This ideas was discuss a lot as a feature of reiserfs4. There was a lot of problem like everything that does recursive scanning of the directory, link, etc...
Instead of creating somethink like /home/foo/bar.tgz/bar why not use something like /meta/home/foo/bar.tgz/bar ?
"Old" application will work the same. "Aware" application will use /meta directory.
The /meta thing could also use whatever system even fuse one.
ALBODs?
Didn't this idea come up for Reiser4, like, 3 years ago?
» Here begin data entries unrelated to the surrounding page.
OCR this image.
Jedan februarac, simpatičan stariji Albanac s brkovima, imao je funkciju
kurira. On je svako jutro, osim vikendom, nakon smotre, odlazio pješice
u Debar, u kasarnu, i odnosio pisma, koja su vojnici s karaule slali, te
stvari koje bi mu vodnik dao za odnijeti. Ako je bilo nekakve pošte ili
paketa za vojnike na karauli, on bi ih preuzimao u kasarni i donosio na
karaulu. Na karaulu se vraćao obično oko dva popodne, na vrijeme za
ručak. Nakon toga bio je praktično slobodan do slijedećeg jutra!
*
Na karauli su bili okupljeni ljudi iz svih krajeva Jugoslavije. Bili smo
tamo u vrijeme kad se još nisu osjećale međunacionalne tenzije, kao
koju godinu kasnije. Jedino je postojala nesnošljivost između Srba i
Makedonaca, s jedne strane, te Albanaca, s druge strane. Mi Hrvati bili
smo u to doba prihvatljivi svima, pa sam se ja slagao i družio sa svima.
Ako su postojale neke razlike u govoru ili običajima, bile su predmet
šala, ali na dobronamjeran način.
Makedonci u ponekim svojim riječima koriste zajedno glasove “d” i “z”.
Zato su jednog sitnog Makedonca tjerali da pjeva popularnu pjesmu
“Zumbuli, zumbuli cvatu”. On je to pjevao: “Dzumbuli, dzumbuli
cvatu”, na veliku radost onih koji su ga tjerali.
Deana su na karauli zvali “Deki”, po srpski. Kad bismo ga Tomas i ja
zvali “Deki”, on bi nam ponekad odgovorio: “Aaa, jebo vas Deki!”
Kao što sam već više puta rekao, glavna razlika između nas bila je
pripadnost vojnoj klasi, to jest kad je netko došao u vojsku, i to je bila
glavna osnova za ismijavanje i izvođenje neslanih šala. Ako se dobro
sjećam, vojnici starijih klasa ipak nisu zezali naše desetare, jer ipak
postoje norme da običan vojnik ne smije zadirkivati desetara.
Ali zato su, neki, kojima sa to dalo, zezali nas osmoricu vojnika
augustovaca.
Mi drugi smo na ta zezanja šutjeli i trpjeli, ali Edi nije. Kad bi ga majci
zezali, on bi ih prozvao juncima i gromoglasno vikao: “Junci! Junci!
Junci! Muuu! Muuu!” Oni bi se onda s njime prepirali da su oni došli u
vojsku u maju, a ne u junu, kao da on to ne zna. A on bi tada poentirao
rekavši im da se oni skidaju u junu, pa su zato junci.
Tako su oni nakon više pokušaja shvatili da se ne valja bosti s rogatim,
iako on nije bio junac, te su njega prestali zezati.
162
And whatever happened to ALBODs ("Application Logical Bundles of Data") from, oh, 1999? And where does FUSE fit in all this?
Similar features in the GNU Hurd and Plan 9
It may be worth adding that the GNU Hurd and Plan 9 have had such features for several years (e.g., the Hurd has a `tarfs' "translator" that allows tarballs to be "mounted" and many other similar things, although mounting does not occur automatically).
The Hurd's flexible VFS framework also allows file system servers ("translators") to implement all kinds of semantics, including files-as-directories, directories-as-files, and what not.
FUSE?
This needs to be implemented as a kernel patch and not as a FUSE filesytem ... why?
RTFA, this is about
RTFA, this is about extending FUSE so that fuse filesystems (like tarfs) can do this. The patchset is written by the FUSE maintainer.